Informatiker klärten Eltern auf

„Lesen Sie sich die AGBs durch“

Die beiden Referenten Peter Leppelt (r.) und Wulf Bolte klärten über Nutzen und Gefahren des Internets auf.

Bassum - BASSUM (al) · „Ihre Kinder können den Computer viel besser bedienen als Sie, aber glauben Sie nicht, dass ihre Kinder wissen, was sie da tun. Das ist so, als würde sich der Fahranfänger in Papas schnelles Auto setzen und mit Vollgas losbrausen. Würden Sie das zulassen?“ Am Dienstagabend informierten zwei hochqualifizierte Informatiker 30 Eltern im Schulzentrum Petermoor über die Gefahren des Internets. Nach dem zweieinhalbstündigen Vortrag waren die meisten schockiert.

Am liebsten hätten einige den Computer ihrer Kinder zu Hause für alle Zeit verschlossen, doch Wulf Bolte und Peter Leppelt von der Firma Praemandatum hatten klar gemacht, dass sie damit die Zukunft ihrer Kinder verbauen würden. Das Internet, gekonnt und bewusst angewendet, sei ein Segen und kein Fluch. Wichtig sei nur, dass Eltern den Umgang erlernen. Leppelt: „Ihr Kind kann es nicht. Die Lehrer können es oft auch nicht. Da bleiben nur Sie“, so der Informatiker und gab den Tipp: „Erleben Sie das Internet mit ihrem Kind gemeinsam.“

Im Eiltempo versuchten die beiden Referenten den Müttern und Vätern die größten Risiken und Gefahren zu erläutern, gaben einige Grundregeln mit auf den Weg und stellten auch Trends vor.

Eine Regel lautet: „Sie müssen sich angewöhnen die AGBs durchzulesen.“ Denn darin versteckten sich die Fallstricke, unter anderem die Abtretung des Rechts auf die eigenen Daten. Wer beispielsweise über einen Internetbrowser das Netz nutzt, gehe das Risiko ein, dass alles, was er im Internet tut, registriert werde, beispielsweise von Google. „Google weiß, welche Texte Sie lesen, welche Bilder Sie sich anschauen, was Sie online kaufen, wofür Sie sich interessieren – und erstellt ein Konsumprofil von Ihnen, das an andere weiterverkauft wird“, so Leppelt. Der „gläserne Mensch“ sei längst keine Zukunftvision, sondern Realität. In Amerika funktioniere bereits die geometrische Bildersuche.
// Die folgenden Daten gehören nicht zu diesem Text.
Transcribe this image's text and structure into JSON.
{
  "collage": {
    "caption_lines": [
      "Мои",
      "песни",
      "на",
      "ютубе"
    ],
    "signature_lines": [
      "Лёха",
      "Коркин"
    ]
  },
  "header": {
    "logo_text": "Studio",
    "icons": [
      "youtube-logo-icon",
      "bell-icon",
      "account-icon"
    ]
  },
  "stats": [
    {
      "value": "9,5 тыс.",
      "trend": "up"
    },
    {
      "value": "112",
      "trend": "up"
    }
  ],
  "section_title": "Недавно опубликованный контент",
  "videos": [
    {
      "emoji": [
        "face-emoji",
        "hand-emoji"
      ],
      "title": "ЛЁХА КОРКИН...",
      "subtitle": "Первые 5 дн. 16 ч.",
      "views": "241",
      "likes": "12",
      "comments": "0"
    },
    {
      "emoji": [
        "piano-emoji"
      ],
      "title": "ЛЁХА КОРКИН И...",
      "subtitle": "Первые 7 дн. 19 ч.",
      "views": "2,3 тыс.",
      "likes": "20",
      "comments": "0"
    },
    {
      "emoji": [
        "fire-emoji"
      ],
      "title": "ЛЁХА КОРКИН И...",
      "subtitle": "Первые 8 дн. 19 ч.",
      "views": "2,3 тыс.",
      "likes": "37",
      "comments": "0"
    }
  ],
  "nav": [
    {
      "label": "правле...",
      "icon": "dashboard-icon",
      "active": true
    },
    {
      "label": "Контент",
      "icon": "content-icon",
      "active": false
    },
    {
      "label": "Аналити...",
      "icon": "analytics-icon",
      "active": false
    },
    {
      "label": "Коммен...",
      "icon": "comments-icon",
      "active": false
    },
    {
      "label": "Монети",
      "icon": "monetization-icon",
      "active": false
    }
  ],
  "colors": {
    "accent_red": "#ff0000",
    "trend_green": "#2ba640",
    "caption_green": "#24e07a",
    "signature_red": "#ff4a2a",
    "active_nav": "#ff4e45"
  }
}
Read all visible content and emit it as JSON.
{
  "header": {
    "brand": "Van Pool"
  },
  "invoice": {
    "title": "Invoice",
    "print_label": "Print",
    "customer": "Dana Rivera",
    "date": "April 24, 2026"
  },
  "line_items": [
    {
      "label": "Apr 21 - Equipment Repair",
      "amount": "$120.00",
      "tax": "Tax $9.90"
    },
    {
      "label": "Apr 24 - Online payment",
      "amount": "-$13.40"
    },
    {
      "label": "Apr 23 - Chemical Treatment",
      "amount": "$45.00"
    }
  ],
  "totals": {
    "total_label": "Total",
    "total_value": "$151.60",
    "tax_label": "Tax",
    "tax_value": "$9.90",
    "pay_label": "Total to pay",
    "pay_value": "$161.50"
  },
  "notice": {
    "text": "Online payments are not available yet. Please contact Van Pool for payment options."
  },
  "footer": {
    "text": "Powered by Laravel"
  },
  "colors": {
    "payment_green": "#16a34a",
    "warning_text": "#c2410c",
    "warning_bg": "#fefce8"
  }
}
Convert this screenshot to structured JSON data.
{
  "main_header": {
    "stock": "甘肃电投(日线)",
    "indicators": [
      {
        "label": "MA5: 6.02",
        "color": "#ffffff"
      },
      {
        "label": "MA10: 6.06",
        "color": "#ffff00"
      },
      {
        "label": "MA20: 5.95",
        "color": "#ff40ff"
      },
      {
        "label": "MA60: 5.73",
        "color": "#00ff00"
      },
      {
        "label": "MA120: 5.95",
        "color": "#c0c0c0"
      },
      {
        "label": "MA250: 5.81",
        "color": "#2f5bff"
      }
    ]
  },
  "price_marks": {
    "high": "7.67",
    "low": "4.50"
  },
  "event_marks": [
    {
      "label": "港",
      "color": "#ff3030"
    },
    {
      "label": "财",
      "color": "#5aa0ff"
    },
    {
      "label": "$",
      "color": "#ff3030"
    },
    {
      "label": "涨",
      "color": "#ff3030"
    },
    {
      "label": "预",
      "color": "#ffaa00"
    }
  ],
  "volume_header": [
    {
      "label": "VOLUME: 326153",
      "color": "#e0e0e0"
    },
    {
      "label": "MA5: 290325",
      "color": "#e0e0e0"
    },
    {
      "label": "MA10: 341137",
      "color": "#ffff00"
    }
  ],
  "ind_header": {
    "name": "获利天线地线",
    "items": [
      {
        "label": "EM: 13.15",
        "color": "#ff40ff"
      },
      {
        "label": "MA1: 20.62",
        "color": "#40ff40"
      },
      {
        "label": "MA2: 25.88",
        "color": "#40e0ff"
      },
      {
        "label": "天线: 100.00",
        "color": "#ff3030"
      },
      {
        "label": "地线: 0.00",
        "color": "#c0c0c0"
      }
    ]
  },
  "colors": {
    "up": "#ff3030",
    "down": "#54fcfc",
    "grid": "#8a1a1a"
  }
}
Leppelt: „Theoretisch ist es möglich, dass Sie mit Ihrem Handy (Smartphone) ein Foto einer unbekannten Person machen und sofort die bereits gespeicherten Daten erhalten.“

Bereits jetzt würden Handys alles „petzen“, was man tut. Sei es der Inhalt der SMS, die geschossenen Fotos oder der Aufenthaltsort.

Zweite Regel: Eltern sollten ihren Kindern „einhämmern“, dass es das Recht am eigenen Bild gibt. Niemand dürfe Fotos anderer ohne deren Einwilligung ins Netz stellen.

Dritte Regel: „Erklären Sie ihren Kindern, dass sie mit ihren Daten sorgfältiger umgehen.“ Jeder Jugendliche sei heute in einem Netzwerk registriert und stelle in dieses nicht nur Fotos, sondern auch persönliche Angaben, sogar die reale Anschrift und Telefonnummer. Diese seien für Kriminelle, beispielsweise Pädophile, interessant – Hacker im Kinderzimmer sind keine Seltenheit – aber auch für die Werbung.

Apropos Werbung: Leppelt und Bolte stellten auch Trends vor: So soll in Frankreich bereits in jedem dritten Kinderzimmer ein WLAN-Hase (Computer) stehen. Dieser ist ausgestattet mit einem Mikrofon, einer Kamera und sogar einem Geruchssensor. Die Warnung der Informatiker: „Der Hase überträgt alles, was er aufnimmt auf den Server des Anbieters, um Daten zu sammeln.“ Laut Praemandatum sind wir auf dem besten Weg, eine Überwachungsgesellschaft zu werden, ohne es zu merken.